As AutoGluon performs so many tasks, the final model accuracy usually improves the longer it has to train.  We recommend 1-2 hours.

We begin by importing the retip library, loading our datasets, and calculating descriptors as before.

In [2]:
try:
    import retip
except:
    # add the parent directory to the path to load the Retip library locally in case it isn't installed
    import os, sys
    sys.path.insert(1, os.path.join(sys.path[0], '..'))
    
    import retip

In [3]:
dataset = retip.Dataset(target_column='RT').load_retip_dataset(
    training='../example_data/Plasma_positive.xlsx', training_sheet_name='lib_2',
    validation='../example_data/Plasma_positive.xlsx', validation_sheet_name='ext')

In [4]:
dataset.calculate_descriptors()
dataset.preprocess_features('metabolomics')
dataset.split_dataset(test_split=0.2, seed=101)

Calculating descriptors for training dataset


100%|█████████████████████████████████████████████████████████████████████████████████████████████████████████████████████████████████████████████████████████████| 494/494 [02:02<00:00,  4.03it/s]


Calculating descriptors for validation dataset


100%|█████████████████████████████████████████████████████████████████████████████████████████████████████████████████████████████████████████████████████████████| 358/358 [02:01<00:00,  2.94it/s]


Reduced feature set from 1613 to 817


### Training RT Prediction Model

Similarly to XGBoost, we create a model trainer.  The main difference is that we no longer need a cross-validation parameter (AutoGluon takes care of this), and instead we need to specify the training time in minutes.  Here, we select `training_duration=30` to train for 30 minutes.

In [5]:
trainer = retip.AutoGluonTrainer(dataset, training_duration=60)
trainer.train()

No path specified. Models will be saved in: "AutogluonModels/ag-20220907_132926/"


ValueError: Preset 'high_quality' was not found. Valid presets: ['best_quality', 'high_quality_fast_inference_only_refit', 'good_quality_faster_inference_only_refit', 'medium_quality_faster_train', 'optimize_for_deployment', 'ignore_text']
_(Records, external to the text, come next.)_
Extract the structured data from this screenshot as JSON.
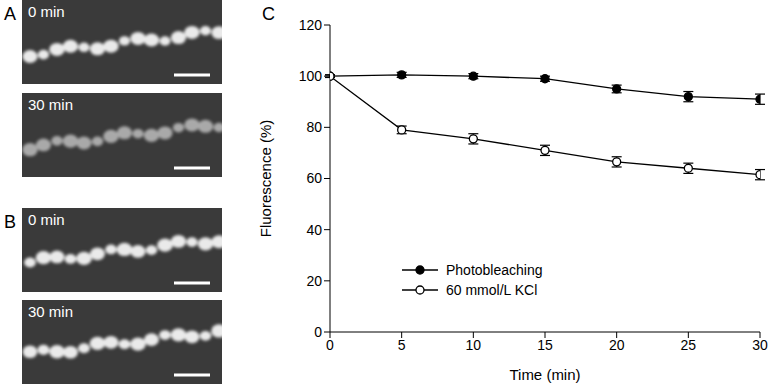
{
  "panels": [
    {
      "label": "A",
      "images": [
        "0 min",
        "30 min"
      ]
    },
    {
      "label": "B",
      "images": [
        "0 min",
        "30 min"
      ]
    }
  ],
  "chart_data": {
    "type": "line",
    "title": "C",
    "x_label": "Time (min)",
    "y_label": "Fluorescence (%)",
    "x": [
      0,
      5,
      10,
      15,
      20,
      25,
      30
    ],
    "xlim": [
      0,
      30
    ],
    "xticks": [
      0,
      5,
      10,
      15,
      20,
      25,
      30
    ],
    "ylim": [
      0,
      120
    ],
    "yticks": [
      0,
      20,
      40,
      60,
      80,
      100,
      120
    ],
    "grid": false,
    "legend": "lower left",
    "series": [
      {
        "name": "Photobleaching",
        "color": "#000000",
        "marker": "filled_circle",
        "values": [
          100,
          100.5,
          100,
          99,
          95,
          92,
          91
        ],
        "error": [
          0.5,
          1,
          1,
          1,
          1.5,
          2,
          2
        ]
      },
      {
        "name": "60 mmol/L KCl",
        "color": "#000000",
        "marker": "open_circle",
        "values": [
          100,
          79,
          75.5,
          71,
          66.5,
          64,
          61.5
        ],
        "error": [
          0.5,
          1.5,
          2,
          2,
          2,
          2,
          2
        ]
      }
    ]
  }
}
You can score this model using the internal testing data, or alternatively pass in a different `Dataset` object with precomputed descriptors.

In [None]:
trainer.score()

### External Validation

In [None]:
val_data = retip.Dataset('../example_data/Plasma_positive.xlsx', sheet_name='ext')

In [None]:
trainer.score(val_data)

While we still observe the same issue where our training data is not sufficiently representative of our chemical space, the accuracy of the AutoGluon model is notably better than XGBoost, even after only 30 minutes of training.

### Saving/Loading Models

AutoGluon automatically saves its models into a directory called `AutogluonModels`, where each model is saved into a subdirectory named according to when the model started training.  You can use the same saving and loading methods to move these save directories and reload them.

In [None]:
trainer.save_model('Plasma_positve_autogluon-model')

In [None]:
trainer = retip.AutoGluonTrainer()
trainer.load_model('AutogluonModels/ag-20210318_094225')

In [None]:
trainer.score(val_data, plot=True)

If you use AutoGluon a lot, remember to clear out old models from the `AutogluonModels` directory!